My beloved brothers and sisters in the Incarnate Lord,
Christ is in our midst! He was, is, and ever shall be.
It is necessary, from time to time, to remind everyone in our parish of the authentic practice and etiquette of our Holy Orthodox Church. Our American society in the late 20th century is rather casual in its approach to life in general. We must not allow this prevailing attitude to enter into our holy Orthodox Christian piety and behavior. Much of church etiquette is based on common sense and showing always reverence and respect for the Almighty God and our fellow Christians. Always remember that you are in church to worship God, the Holy Trinity. The Priest says, "With the fear of God and faith and love draw near." Let this be the way everyone approaches all of the divine services of the Church.
Every man, women and child attending the divine services must always be dressed appropriately. Men and women should be dressed modestly. For centuries, Orthodox men and women knew that there is a dress code for the Orthodox Christian attending any of the holy services. Our holy Orthodox Christian tradition calls for men either to wear suits or at least shirts with collars and be buttoned almost to the collar with nice slacks. Women should wear dresses but not short skirts (mini-skirts), and no skin-tight dresses. [Women should not wear pants to church according to our Church tradition.]
Leaving the Divine Liturgy before the Dismissal--beside being disrespectful and rude--deprives one of a blessing. Worship has a beginning ("Blessed is the Kingdom..") and an end ("Let us depart in peace...") To leave immediately after receiving Holy Communion is to treat church like a fast food restaurant where we come and go as we please. We do not rush to the fellowship hall, to be the first to drink coffee, as though we are going to die, if we don't have it immediately. Coffee, pastries and other refreshments are not allowed to be given out until after the antidoron (blessed bread) is offered by the Priest at the conclusion of the service. The church is not Starbucks!
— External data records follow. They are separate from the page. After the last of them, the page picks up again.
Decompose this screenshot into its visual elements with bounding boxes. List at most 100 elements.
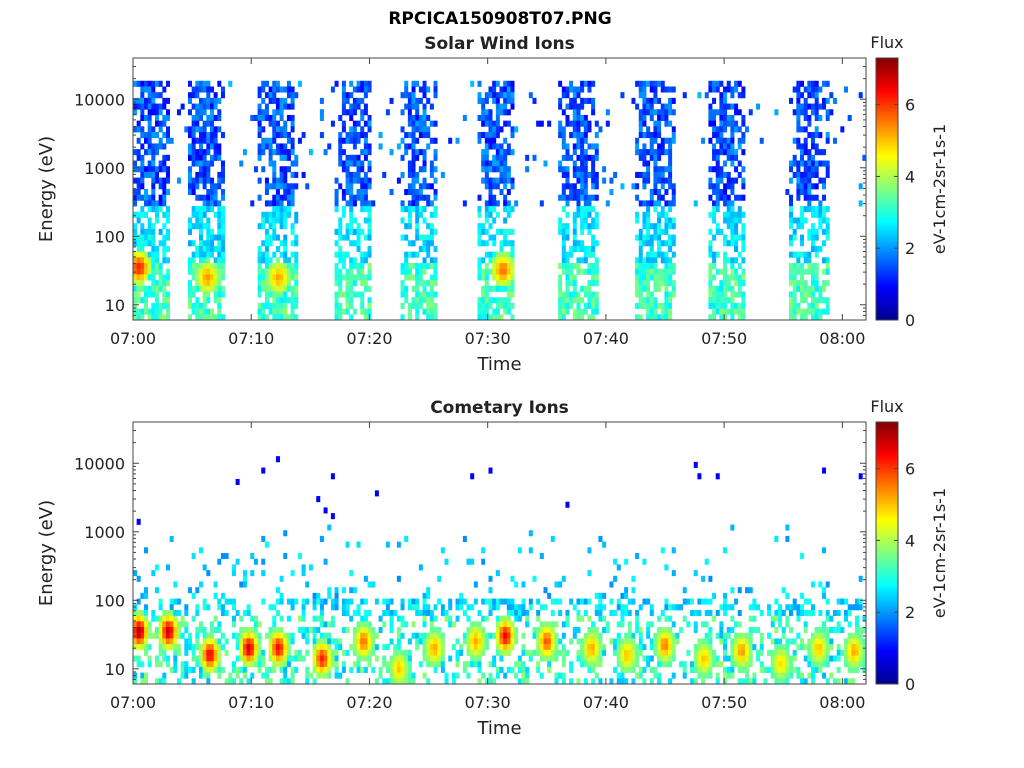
heatmap-cell <box>316 649 321 656</box>
heatmap-cell <box>319 661 324 668</box>
heatmap-cell <box>506 80 511 87</box>
heatmap-cell <box>690 609 695 617</box>
heatmap-cell <box>363 177 368 184</box>
heatmap-cell <box>345 183 350 190</box>
heatmap-cell <box>360 297 365 304</box>
heatmap-cell <box>697 473 702 480</box>
heatmap-cell <box>803 114 808 122</box>
heatmap-cell <box>734 177 739 184</box>
heatmap-cell <box>462 666 467 673</box>
heatmap-cell <box>462 535 467 542</box>
heatmap-cell <box>712 97 717 104</box>
heatmap-cell <box>510 92 515 99</box>
heatmap-cell <box>594 274 599 281</box>
heatmap-cell <box>796 166 801 173</box>
heatmap-cell <box>572 223 577 230</box>
heatmap-cell <box>759 632 764 639</box>
heatmap-cell <box>844 649 849 656</box>
heatmap-cell <box>352 86 357 93</box>
heatmap-cell <box>151 103 156 110</box>
heatmap-cell <box>811 280 816 287</box>
heatmap-cell <box>275 587 280 594</box>
heatmap-cell <box>503 171 508 178</box>
heatmap-cell <box>151 615 156 622</box>
heatmap-cell <box>569 251 574 258</box>
heatmap-cell <box>220 609 225 617</box>
heatmap-cell <box>140 632 145 639</box>
heatmap-cell <box>341 234 346 241</box>
heatmap-cell <box>800 678 805 685</box>
heatmap-cell <box>510 609 515 617</box>
heatmap-cell <box>290 666 295 673</box>
heatmap-cell <box>576 126 581 133</box>
heatmap-cell <box>286 280 291 287</box>
heatmap-cell <box>283 268 288 275</box>
heatmap-cell <box>726 86 731 93</box>
heatmap-cell <box>360 189 365 196</box>
heatmap-cell <box>646 285 651 292</box>
heatmap-cell <box>664 177 669 184</box>
heatmap-cell <box>268 302 273 309</box>
heatmap-cell <box>136 627 141 634</box>
heatmap-cell <box>814 285 819 292</box>
heatmap-cell <box>635 314 640 321</box>
heatmap-cell <box>572 183 577 190</box>
heatmap-cell <box>433 268 438 275</box>
heatmap-cell <box>598 609 603 617</box>
heatmap-cell <box>638 291 643 298</box>
heatmap-cell <box>734 126 739 133</box>
heatmap-cell <box>495 285 500 292</box>
heatmap-cell <box>803 297 808 304</box>
heatmap-cell <box>144 672 149 679</box>
heatmap-cell <box>349 280 354 287</box>
heatmap-cell <box>539 644 544 651</box>
heatmap-cell <box>708 114 713 122</box>
heatmap-cell <box>814 234 819 241</box>
heatmap-cell <box>195 86 200 93</box>
heatmap-cell <box>165 655 170 662</box>
heatmap-cell <box>473 644 478 651</box>
heatmap-cell <box>565 621 570 628</box>
heatmap-cell <box>363 285 368 292</box>
heatmap-cell <box>638 114 643 122</box>
heatmap-cell <box>561 109 566 116</box>
heatmap-cell <box>726 627 731 634</box>
heatmap-cell <box>635 627 640 634</box>
heatmap-cell <box>206 143 211 150</box>
heatmap-cell <box>712 126 717 133</box>
heatmap-cell <box>591 234 596 241</box>
heatmap-cell <box>708 240 713 247</box>
heatmap-cell <box>389 672 394 679</box>
heatmap-cell <box>836 644 841 651</box>
heatmap-cell <box>217 251 222 258</box>
heatmap-cell <box>635 268 640 275</box>
heatmap-cell <box>154 263 159 270</box>
heatmap-cell <box>693 609 698 617</box>
heatmap-cell <box>217 297 222 304</box>
heatmap-cell <box>144 251 149 258</box>
heatmap-cell <box>206 570 211 577</box>
heatmap-cell <box>275 177 280 184</box>
heatmap-cell <box>723 86 728 93</box>
heatmap-cell <box>268 149 273 156</box>
heatmap-cell <box>506 189 511 196</box>
heatmap-cell <box>495 228 500 235</box>
heatmap-cell <box>437 598 442 605</box>
heatmap-cell <box>360 632 365 639</box>
heatmap-cell <box>704 632 709 639</box>
heatmap-cell <box>558 228 563 235</box>
heatmap-cell <box>209 177 214 184</box>
heatmap-cell <box>781 609 786 617</box>
heatmap-cell <box>191 189 196 196</box>
heatmap-cell <box>836 598 841 605</box>
heatmap-cell <box>587 206 592 213</box>
heatmap-cell <box>726 211 731 218</box>
heatmap-cell <box>660 80 665 87</box>
heatmap-cell <box>759 644 764 651</box>
heatmap-cell <box>492 308 497 315</box>
heatmap-cell <box>653 223 658 230</box>
heatmap-cell <box>803 109 808 116</box>
heatmap-cell <box>206 166 211 173</box>
heatmap-cell <box>580 143 585 150</box>
heatmap-cell <box>558 302 563 309</box>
It is not appropriate for people to greet others and have a conversation with them during the divine service either in the Narthex or the church proper. Besides being disrespectful toward God, it is rude towards the other people in the church who are trying to pray and worship. Talk to the Almighty God in church through your prayers, hymns, and thanksgiving, and to our friends in the hall afterwards.
Did you know that the proper way to greet a Priest or Bishop is to ask for his blessing and kiss the right hand? How do you do this? Approach the Priest or Bishop (His Grace) with you right hand over your left hand and say, "Father (or "Your Grace", if a Bishop and "Your Eminence" if a Metropolitan or Archbishop) bless." He will make the sign of the cross, and place his right hand over yours. This is much more appropriate (and traditional) than shaking their hands.
When to make the sign of the cross: When you hear one of the variations of the phrase, "Father, Son, and Holy Spirit", at the beginning and end of the liturgical service or your private prayers; entering or exiting a church, or when passing in front of the Holy Altar; before venerating a holy icon, the cross or Gospel book.
When you enter the church, it is traditional to venerate the holy icons in the Narthex. When venerating (kissing) an icon, pay attention to where you kiss. It is not proper to kiss a Saint, the Ever-Virgin Mary or our Lord Jesus Christ in the face. When you approach an icon to venerate it, kiss the gospel, scroll, vestments, feet or hands, or hand cross in the hand of the Saint depicted on the holy icon. Women should refrain from kissing the holy icons, crosses, the communion spoon, and the hand of the Priest, wearing lipstick.
When you approach the Priest to receive the antidoron, don't grab it, as he is giving it to you, but cup your hands and allow him to place it there. This way crumbs to do not fall on the floor and get stepped on by others.
Please respect our Holy Tradition and make every effort to conform to it.